In the future, such technologies could be used in diagnostic centres, hospitals, mobile healthcare units and field testing environments.
Next Steps for the Technology
The researchers are now working on building complete ground truth data, which is essential for improving the accuracy of AI-based diagnosis. Ground truth data helps train and validate AI models by providing confirmed reference results.
The team also plans to scale the technology for field testing and collect feedback from diagnostic centres and research laboratories. These steps are important before the system can move toward regulatory approval and commercial launch.
Field testing will help the researchers understand how the device performs in real-world conditions. Feedback from healthcare professionals will also help improve usability, accuracy and workflow integration.
Conclusion
NIT Rourkela’s AI-enabled microscopy technology is a promising step toward faster, smarter and more affordable biomedical diagnosis. By using deep learning, automated focus control and optofluidic imaging, the system can reduce manual effort and improve the quality of microscopic analysis.
Its ability to support disease detection, blood cell categorization, digital pathology and point-of-care diagnosis gives it strong potential for healthcare and research applications. With a prototype cost of around Rs. 1.20 lakh, the innovation also shows that advanced medical technology can be developed affordably in India.
As the researchers move toward field testing and product development, this patent-backed system could become an important milestone in India’s journey toward indigenous, AI-powered healthcare solutions.
FAQs
1. What has NIT Rourkela developed?
NIT Rourkela researchers have developed an AI-enabled autofocusing microscopy technology for biomedical diagnosis. The system uses deep learning and automated focus control to improve microscopic imaging and reduce manual intervention.
2. Which diseases can this AI-enabled microscopy system help detect?
In lab-scale testing, the system showed accurate results in detecting Acute Lymphoblastic Leukemia, malaria and complete blood cell counts through blood cell categorization.
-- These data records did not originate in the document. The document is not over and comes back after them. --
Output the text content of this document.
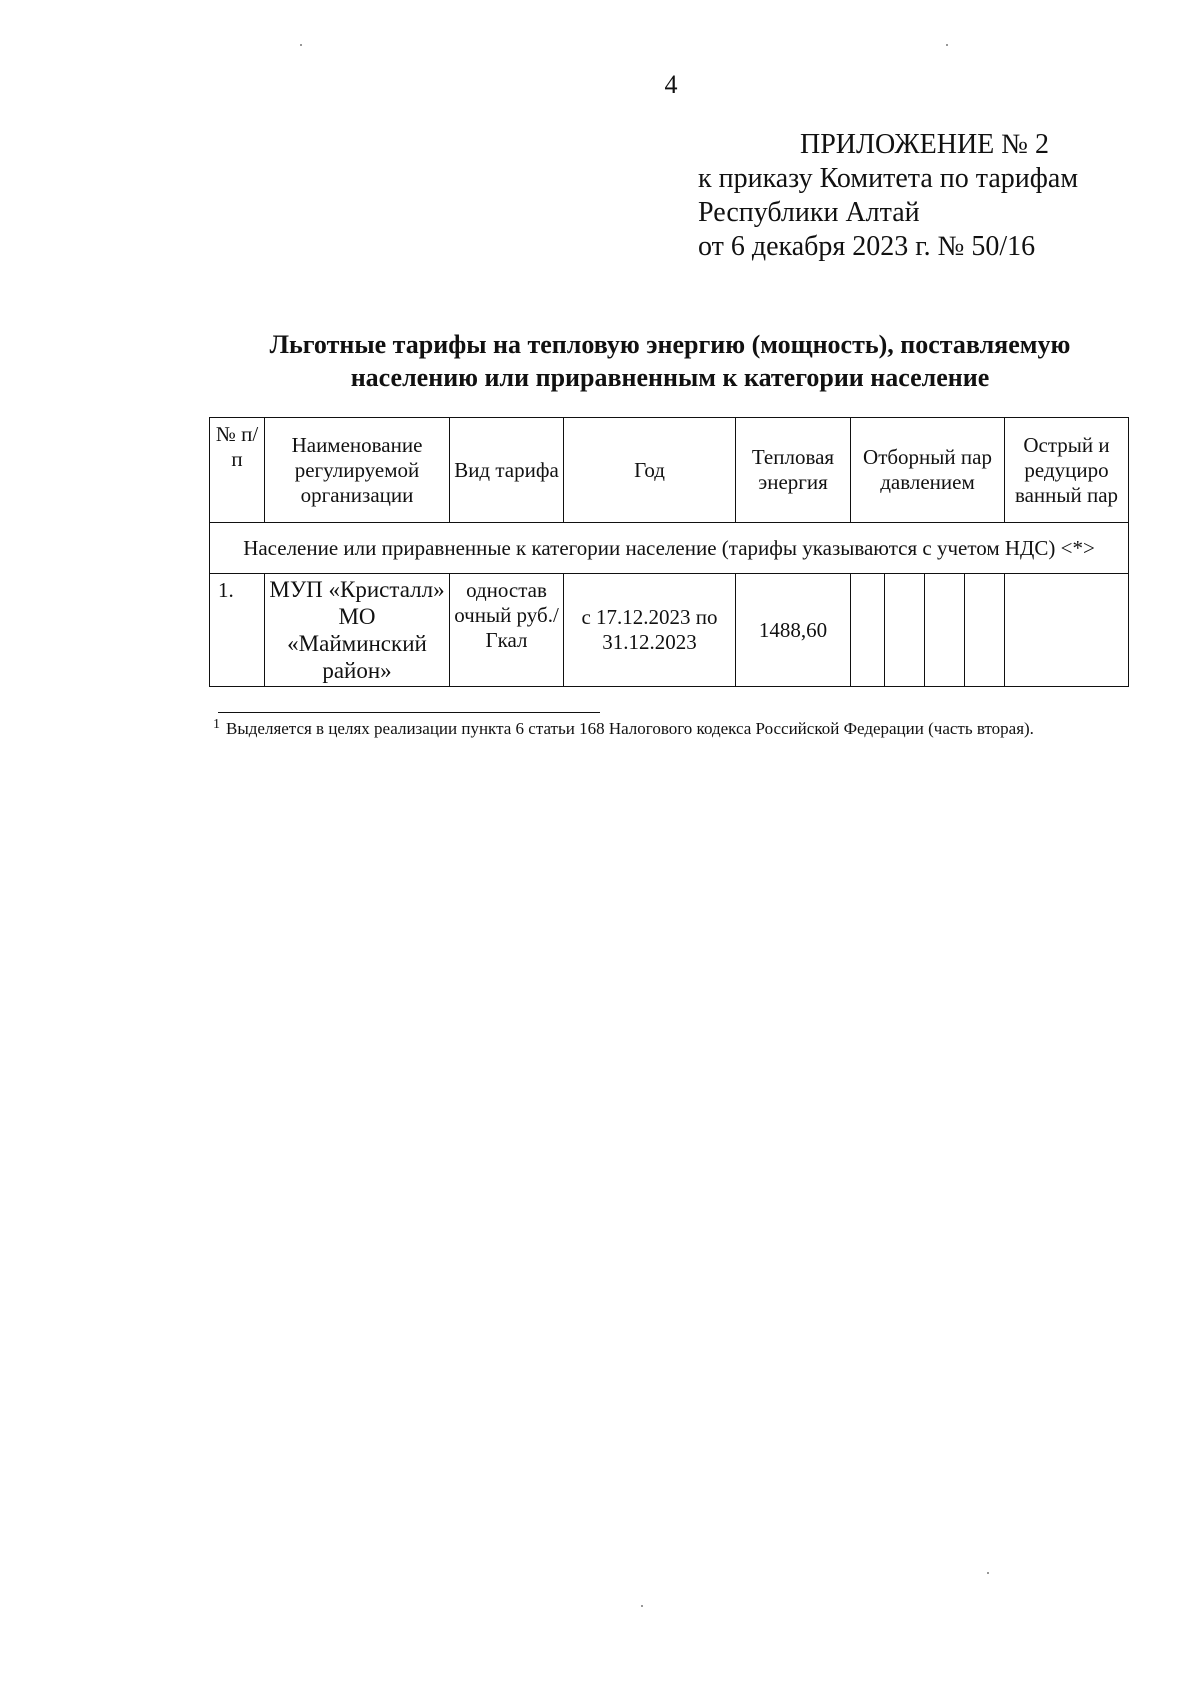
4
ПРИЛОЖЕНИЕ № 2
к приказу Комитета по тарифам
Республики Алтай
от 6 декабря 2023 г. № 50/16
Льготные тарифы на тепловую энергию (мощность), поставляемую
населению или приравненным к категории население
№ п/п	Наименование регулируемой организации	Вид тарифа	Год	Тепловая энергия	Отборный пар давлением				Острый и редуциро ванный пар
Население или приравненные к категории население (тарифы указываются с учетом НДС) <*>									
1.	МУП «Кристалл» МО «Майминский район»	одностав очный руб./Гкал	с 17.12.2023 по 31.12.2023	1488,60					
$^1$ Выделяется в целях реализации пункта 6 статьи 168 Налогового кодекса Российской Федерации (часть вторая).
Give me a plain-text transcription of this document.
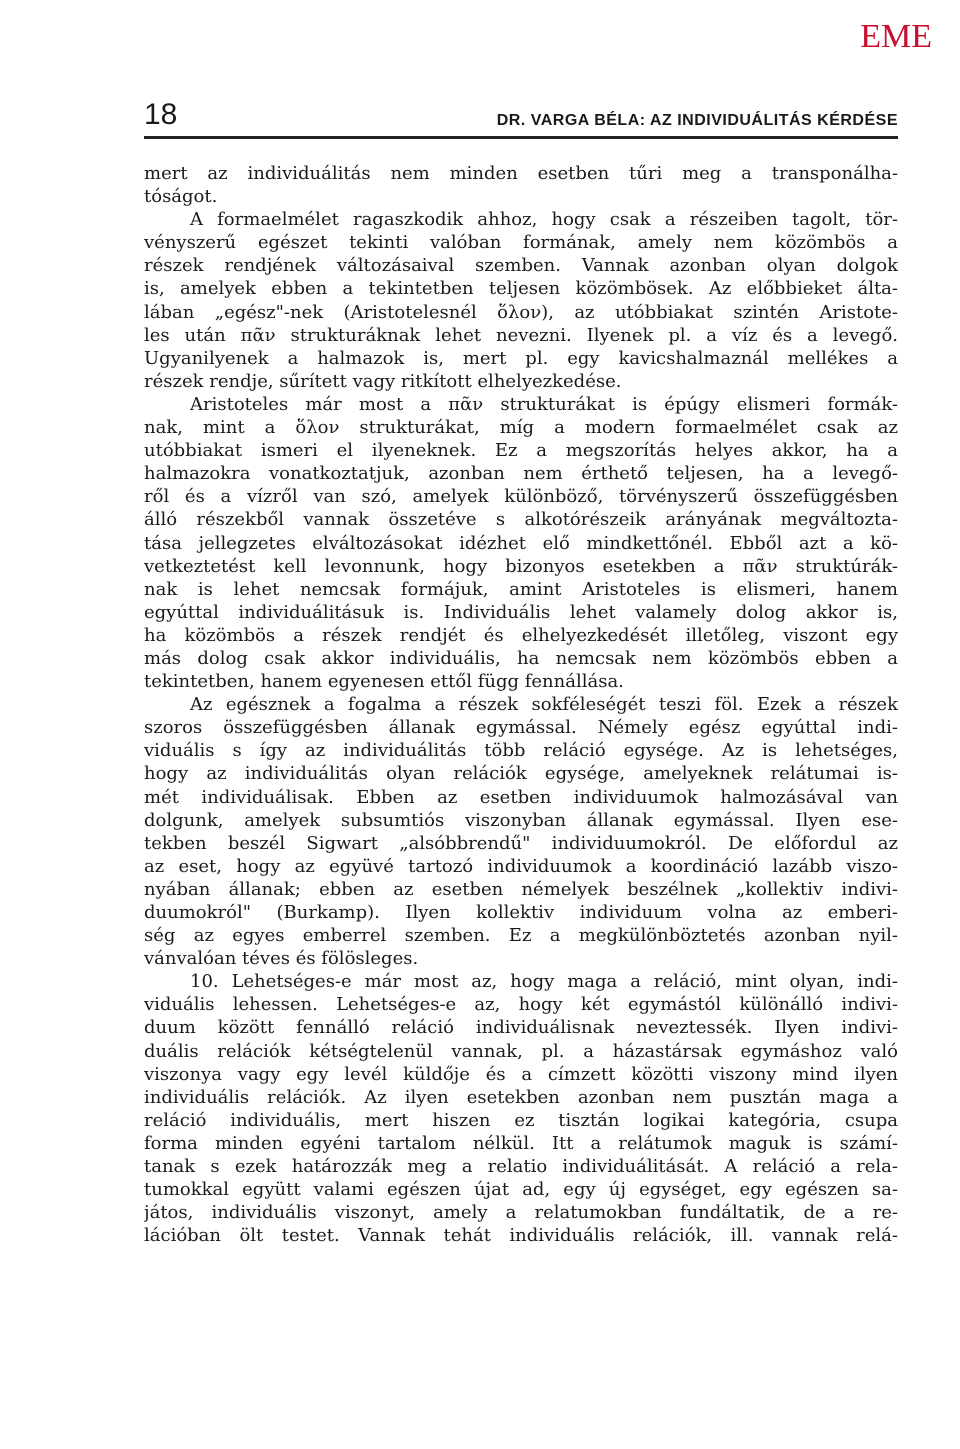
EME
18	DR. VARGA BÉLA: AZ INDIVIDUÁLITÁS KÉRDÉSE
mert az individuálitás nem minden esetben tűri meg a transponálha-
tóságot.
A formaelmélet ragaszkodik ahhoz, hogy csak a részeiben tagolt, tör-
vényszerű egészet tekinti valóban formának, amely nem közömbös a
részek rendjének változásaival szemben. Vannak azonban olyan dolgok
is, amelyek ebben a tekintetben teljesen közömbösek. Az előbbieket álta-
lában „egész"-nek (Aristotelesnél ὅλον), az utóbbiakat szintén Aristote-
les után πᾶν strukturáknak lehet nevezni. Ilyenek pl. a víz és a levegő.
Ugyanilyenek a halmazok is, mert pl. egy kavicshalmaznál mellékes a
részek rendje, sűrített vagy ritkított elhelyezkedése.
Aristoteles már most a πᾶν strukturákat is épúgy elismeri formák-
nak, mint a ὅλον strukturákat, míg a modern formaelmélet csak az
utóbbiakat ismeri el ilyeneknek. Ez a megszorítás helyes akkor, ha a
halmazokra vonatkoztatjuk, azonban nem érthető teljesen, ha a levegő-
ről és a vízről van szó, amelyek különböző, törvényszerű összefüggésben
álló részekből vannak összetéve s alkotórészeik arányának megváltozta-
tása jellegzetes elváltozásokat idézhet elő mindkettőnél. Ebből azt a kö-
vetkeztetést kell levonnunk, hogy bizonyos esetekben a πᾶν struktúrák-
nak is lehet nemcsak formájuk, amint Aristoteles is elismeri, hanem
egyúttal individuálitásuk is. Individuális lehet valamely dolog akkor is,
ha közömbös a részek rendjét és elhelyezkedését illetőleg, viszont egy
más dolog csak akkor individuális, ha nemcsak nem közömbös ebben a
tekintetben, hanem egyenesen ettől függ fennállása.
Az egésznek a fogalma a részek sokféleségét teszi föl. Ezek a részek
szoros összefüggésben állanak egymással. Némely egész egyúttal indi-
viduális s így az individuálitás több reláció egysége. Az is lehetséges,
hogy az individuálitás olyan relációk egysége, amelyeknek relátumai is-
mét individuálisak. Ebben az esetben individuumok halmozásával van
dolgunk, amelyek subsumtiós viszonyban állanak egymással. Ilyen ese-
tekben beszél Sigwart „alsóbbrendű" individuumokról. De előfordul az
az eset, hogy az együvé tartozó individuumok a koordináció lazább viszo-
nyában állanak; ebben az esetben némelyek beszélnek „kollektiv indivi-
duumokról" (Burkamp). Ilyen kollektiv individuum volna az emberi-
ség az egyes emberrel szemben. Ez a megkülönböztetés azonban nyil-
vánvalóan téves és fölösleges.
10. Lehetséges-e már most az, hogy maga a reláció, mint olyan, indi-
viduális lehessen. Lehetséges-e az, hogy két egymástól különálló indivi-
duum között fennálló reláció individuálisnak neveztessék. Ilyen indivi-
duális relációk kétségtelenül vannak, pl. a házastársak egymáshoz való
viszonya vagy egy levél küldője és a címzett közötti viszony mind ilyen
individuális relációk. Az ilyen esetekben azonban nem pusztán maga a
reláció individuális, mert hiszen ez tisztán logikai kategória, csupa
forma minden egyéni tartalom nélkül. Itt a relátumok maguk is számí-
tanak s ezek határozzák meg a relatio individuálitását. A reláció a rela-
tumokkal együtt valami egészen újat ad, egy új egységet, egy egészen sa-
játos, individuális viszonyt, amely a relatumokban fundáltatik, de a re-
lációban ölt testet. Vannak tehát individuális relációk, ill. vannak relá-
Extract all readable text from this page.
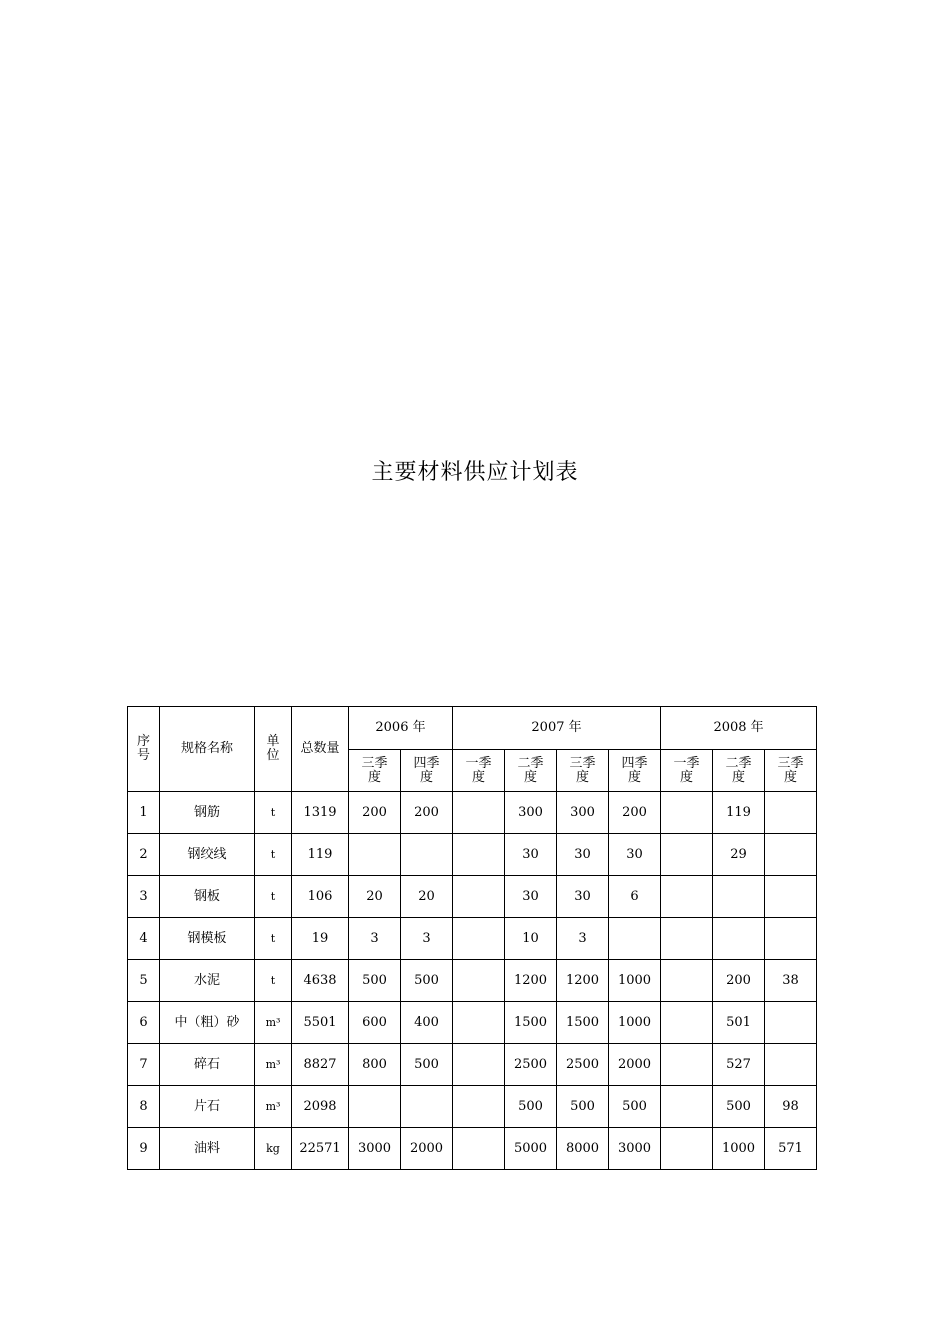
主要材料供应计划表
序号	规格名称	单位	总数量	2006 年		2007 年				2008 年		
				三季度	四季度	一季度	二季度	三季度	四季度	一季度	二季度	三季度
1	钢筋	t	1319	200	200		300	300	200		119	
2	钢绞线	t	119				30	30	30		29	
3	钢板	t	106	20	20		30	30	6			
4	钢模板	t	19	3	3		10	3				
5	水泥	t	4638	500	500		1200	1200	1000		200	38
6	中（粗）砂	m³	5501	600	400		1500	1500	1000		501	
7	碎石	m³	8827	800	500		2500	2500	2000		527	
8	片石	m³	2098				500	500	500		500	98
9	油料	kg	22571	3000	2000		5000	8000	3000		1000	571
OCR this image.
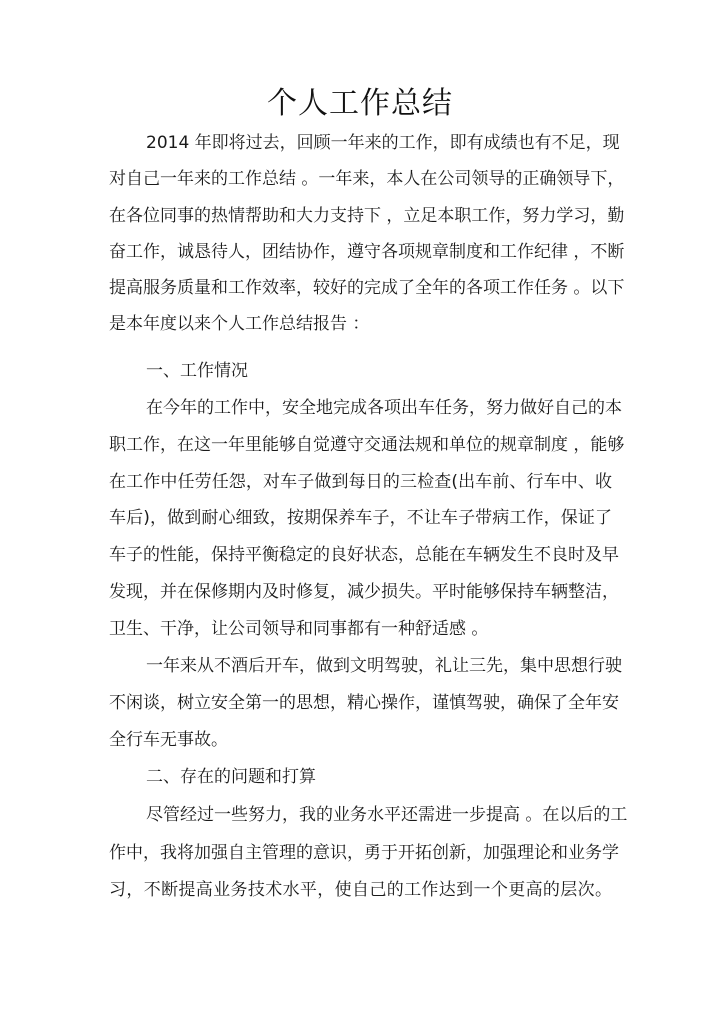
个人工作总结
2014 年即将过去，回顾一年来的工作，即有成绩也有不足，现
对自己一年来的工作总结 。一年来，本人在公司领导的正确领导下，
在各位同事的热情帮助和大力支持下 ，立足本职工作，努力学习，勤
奋工作，诚恳待人，团结协作，遵守各项规章制度和工作纪律 ，不断
提高服务质量和工作效率，较好的完成了全年的各项工作任务 。以下
是本年度以来个人工作总结报告 ：
一、工作情况
在今年的工作中，安全地完成各项出车任务，努力做好自己的本
职工作，在这一年里能够自觉遵守交通法规和单位的规章制度 ，能够
在工作中任劳任怨，对车子做到每日的三检查(出车前、行车中、收
车后)，做到耐心细致，按期保养车子，不让车子带病工作，保证了
车子的性能，保持平衡稳定的良好状态，总能在车辆发生不良时及早
发现，并在保修期内及时修复，减少损失。平时能够保持车辆整洁，
卫生、干净，让公司领导和同事都有一种舒适感 。
一年来从不酒后开车，做到文明驾驶，礼让三先，集中思想行驶
不闲谈，树立安全第一的思想，精心操作，谨慎驾驶，确保了全年安
全行车无事故。
二、存在的问题和打算
尽管经过一些努力，我的业务水平还需进一步提高 。在以后的工
作中，我将加强自主管理的意识，勇于开拓创新，加强理论和业务学
习，不断提高业务技术水平，使自己的工作达到一个更高的层次。
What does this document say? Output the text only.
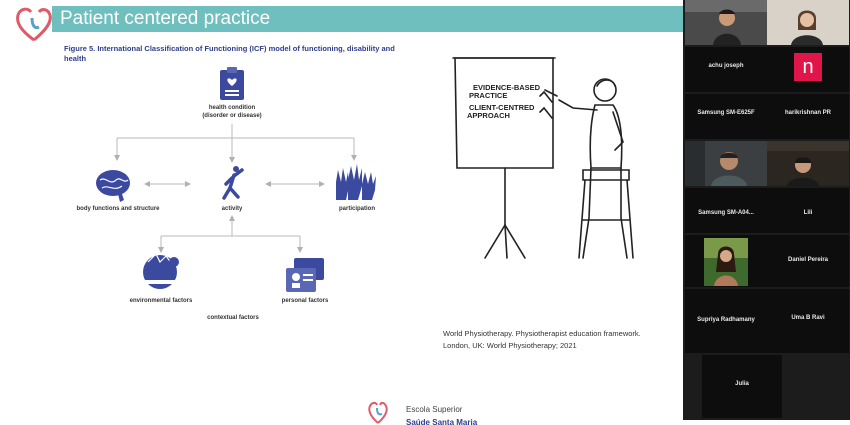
Patient centered practice
Figure 5. International Classification of Functioning (ICF) model of functioning, disability and health
health condition (disorder or disease)
body functions and structure	activity	participation
environmental factors	personal factors
contextual factors
EVIDENCE-BASED
PRACTICE
CLIENT-CENTRED
APPROACH
World Physiotherapy. Physiotherapist education framework.
London, UK: World Physiotherapy; 2021
Escola Superior
Saúde Santa Maria
achu joseph	n
Samsung SM-E625F	harikrishnan PR
Samsung SM-A04...	Lili
Daniel Pereira
Supriya Radhamany	Uma B Ravi
Julia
3. What is the patent related to this innovation?
The innovation has secured a patent titled “A Method for Autofocusing in Optofluidic Microsystems and Processes”, with Patent No. 589270 and Application No. 202431080016.
4. Why is this technology important for healthcare?
The technology can improve image clarity, reduce human error, speed up diagnosis and support more reliable analysis. It can be useful in hospitals, diagnostic centres, research labs and point-of-care healthcare settings.
5. How much did the prototype cost?
The prototype was developed at an estimated cost of around Rs. 1.20 lakh, making it a low-cost alternative to many expensive imported automated microscopy systems.